When one part can be used ‘off the shelf’ to replace another of the same dimension and material specification, the parts are said to be interchangeable. A system of interchangeability usually lowers the production costs as there is no need for an expensive, ‘fiddling’ operation, and it benefits the customer in the event of the need to replace worn parts.

Limits and Tolerances

Machine parts are manufactured so they are interchangeable. In other words, each part of a machine or mechanism is made to a certain size and shape so it will fit into any other machine or mechanism of the same type. To make the part interchangeable, each individual part must be made to a size that will fit the mating part in the correct way. It is not only impossible, but also impractical to make many parts to an exact size. This is because machines are not perfect, and the tools become worn. A slight variation from the exact size is always allowed. The amount of this variation depends on the kind of part being manufactured. For example, a part might be made 6 in. long with a variation allowed of 0.003(three thousandths) in. above and below this size. Therefore, the part could be 5.997 to 6.003 in. and still be the correct size. These are known as the limits. The difference between upper and lower limits is called the tolerance.

A tolerance is the total permissible variation in the size of a part.

The basic size is that size from which limits of size are derived by the application of allowances and tolerances.

Sometimes the limit is allowed in only one

direction. This is known as unilateral tolerance.

Unilateral tolerancing is a system of dimensioning where the tolerance (that is variation) is shown I only one direction from the nominal size. Unilateral tolerancing allow the changing of tolerance on a hole or shaft without seriously affecting the fit.

When the tolerance is in both directions from the basic size, it is known as a bilateral tolerance (plus and minus).

Bilateral tolerancing is a system of dimensioning where the tolerance (that is variation) is split and is shown on either side of the nominal size.

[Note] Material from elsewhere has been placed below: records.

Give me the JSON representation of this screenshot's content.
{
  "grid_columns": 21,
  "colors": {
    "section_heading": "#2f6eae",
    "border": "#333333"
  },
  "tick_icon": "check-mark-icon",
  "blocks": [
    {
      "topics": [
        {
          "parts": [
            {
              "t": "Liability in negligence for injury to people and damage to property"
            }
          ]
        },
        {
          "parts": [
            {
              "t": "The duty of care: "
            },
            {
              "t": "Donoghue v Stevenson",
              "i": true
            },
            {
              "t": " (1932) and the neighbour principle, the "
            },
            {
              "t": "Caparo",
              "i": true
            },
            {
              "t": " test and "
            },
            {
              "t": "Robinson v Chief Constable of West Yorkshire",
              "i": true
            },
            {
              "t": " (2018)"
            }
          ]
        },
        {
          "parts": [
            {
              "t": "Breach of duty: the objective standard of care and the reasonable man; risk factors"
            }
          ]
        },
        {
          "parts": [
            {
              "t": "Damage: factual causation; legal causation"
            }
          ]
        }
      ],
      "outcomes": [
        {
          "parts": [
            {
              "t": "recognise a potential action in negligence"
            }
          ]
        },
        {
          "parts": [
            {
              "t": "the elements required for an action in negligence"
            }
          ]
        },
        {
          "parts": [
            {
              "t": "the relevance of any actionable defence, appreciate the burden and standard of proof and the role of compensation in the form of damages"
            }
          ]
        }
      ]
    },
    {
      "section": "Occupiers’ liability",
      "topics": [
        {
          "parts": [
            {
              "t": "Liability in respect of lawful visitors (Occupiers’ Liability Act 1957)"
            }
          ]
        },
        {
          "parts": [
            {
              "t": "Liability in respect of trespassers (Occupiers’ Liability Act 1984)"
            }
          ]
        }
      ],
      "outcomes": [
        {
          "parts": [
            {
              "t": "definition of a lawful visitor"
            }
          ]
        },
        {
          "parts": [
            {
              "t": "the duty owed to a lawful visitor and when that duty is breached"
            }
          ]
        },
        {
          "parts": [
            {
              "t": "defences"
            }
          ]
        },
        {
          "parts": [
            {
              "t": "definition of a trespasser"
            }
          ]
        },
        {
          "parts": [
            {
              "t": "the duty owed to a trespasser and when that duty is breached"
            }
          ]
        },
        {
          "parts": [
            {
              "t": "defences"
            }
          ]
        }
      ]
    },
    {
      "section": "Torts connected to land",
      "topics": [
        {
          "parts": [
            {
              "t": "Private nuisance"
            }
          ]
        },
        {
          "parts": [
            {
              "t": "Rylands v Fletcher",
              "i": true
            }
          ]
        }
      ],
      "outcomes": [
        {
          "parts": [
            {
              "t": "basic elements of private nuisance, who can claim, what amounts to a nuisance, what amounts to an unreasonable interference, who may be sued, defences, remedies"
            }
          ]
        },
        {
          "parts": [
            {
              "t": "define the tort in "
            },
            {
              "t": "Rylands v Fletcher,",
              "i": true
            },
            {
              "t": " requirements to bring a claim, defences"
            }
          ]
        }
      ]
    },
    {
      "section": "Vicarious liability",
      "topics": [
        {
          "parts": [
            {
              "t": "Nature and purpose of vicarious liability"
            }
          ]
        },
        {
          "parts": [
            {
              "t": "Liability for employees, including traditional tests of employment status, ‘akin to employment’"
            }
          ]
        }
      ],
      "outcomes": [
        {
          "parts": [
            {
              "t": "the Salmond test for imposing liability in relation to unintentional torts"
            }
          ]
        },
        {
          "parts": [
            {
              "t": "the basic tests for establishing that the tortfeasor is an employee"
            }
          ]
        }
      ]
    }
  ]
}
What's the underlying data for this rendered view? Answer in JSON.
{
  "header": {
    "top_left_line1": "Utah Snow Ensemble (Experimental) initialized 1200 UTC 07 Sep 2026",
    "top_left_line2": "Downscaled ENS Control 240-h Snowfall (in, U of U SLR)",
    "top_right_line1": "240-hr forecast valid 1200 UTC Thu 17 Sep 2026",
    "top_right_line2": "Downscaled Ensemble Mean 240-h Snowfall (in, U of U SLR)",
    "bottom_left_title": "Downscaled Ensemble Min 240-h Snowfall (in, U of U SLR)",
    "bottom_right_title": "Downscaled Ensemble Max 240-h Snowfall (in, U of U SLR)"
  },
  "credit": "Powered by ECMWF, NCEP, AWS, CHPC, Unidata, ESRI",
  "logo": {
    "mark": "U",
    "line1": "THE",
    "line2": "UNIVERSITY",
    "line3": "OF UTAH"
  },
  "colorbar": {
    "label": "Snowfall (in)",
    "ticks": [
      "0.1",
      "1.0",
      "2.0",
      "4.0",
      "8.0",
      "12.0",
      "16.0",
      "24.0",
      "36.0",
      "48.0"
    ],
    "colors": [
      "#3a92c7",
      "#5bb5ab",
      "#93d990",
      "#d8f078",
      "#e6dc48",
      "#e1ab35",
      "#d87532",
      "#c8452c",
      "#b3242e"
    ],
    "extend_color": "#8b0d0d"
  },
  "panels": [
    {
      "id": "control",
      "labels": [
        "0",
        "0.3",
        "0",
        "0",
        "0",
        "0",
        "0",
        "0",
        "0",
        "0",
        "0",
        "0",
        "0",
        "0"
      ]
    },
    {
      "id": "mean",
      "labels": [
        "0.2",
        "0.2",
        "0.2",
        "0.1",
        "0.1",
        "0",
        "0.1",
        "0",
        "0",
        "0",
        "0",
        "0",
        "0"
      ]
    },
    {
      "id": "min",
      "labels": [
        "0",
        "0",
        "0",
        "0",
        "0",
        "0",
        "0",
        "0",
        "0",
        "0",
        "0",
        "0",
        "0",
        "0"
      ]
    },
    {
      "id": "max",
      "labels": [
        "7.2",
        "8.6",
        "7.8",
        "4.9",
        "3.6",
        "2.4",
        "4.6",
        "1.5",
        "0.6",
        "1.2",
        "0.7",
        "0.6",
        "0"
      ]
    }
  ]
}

Limit dimensioning is a system of dimensioning where only the maximum and minimum dimensions are shown. Thus, the tolerance is the difference between these two dimensions.

Introduction of Machining of:

Machining as a shape-producing method is the most universally used and the most important of all manufacturing processes. Machining is a shape-producing process in which a power-driven device causes material to be removed in chip form. Most machining is done with equipment that supports both the work piece and cutting tool although in some cases portable equipment is used with unsupported work piece.

Low setup cost for small quantities. Machining has two applications in manufacturing. For casting, forging, and pressworking, each specific shape to be produced, even one part, nearly always has a high tooling cost. The shapes that may be produced by welding depend to a large degree on the shapes of raw material that are available. By making use of generally high cost equipment but without special tooling, it is possible, by machining, to start with nearly any form of raw material, so long as the exterior dimensions are great enough, and produce any desired shape from any material. Therefore, machining is usually the preferred method for producing one or a few parts, even when the design of the part would logically lead to casting, forging or pressworking if a high quantity were to be produced.

Close accuracies, good finishes. The second application for machining is based on the high accuracies and surface finishes possible. Many of the parts machined in low quantities would be produced with lower but acceptable tolerances if produced I high quantities by some other process. On the other hand, many parts are given their general shapes by some high quantity deformation process and machined only on selected surfaces where high accuracies are needed. Internal threads, for example, are seldom produced by any means other than machining and small holes in pressworked parts may be machined following the pressworking operations.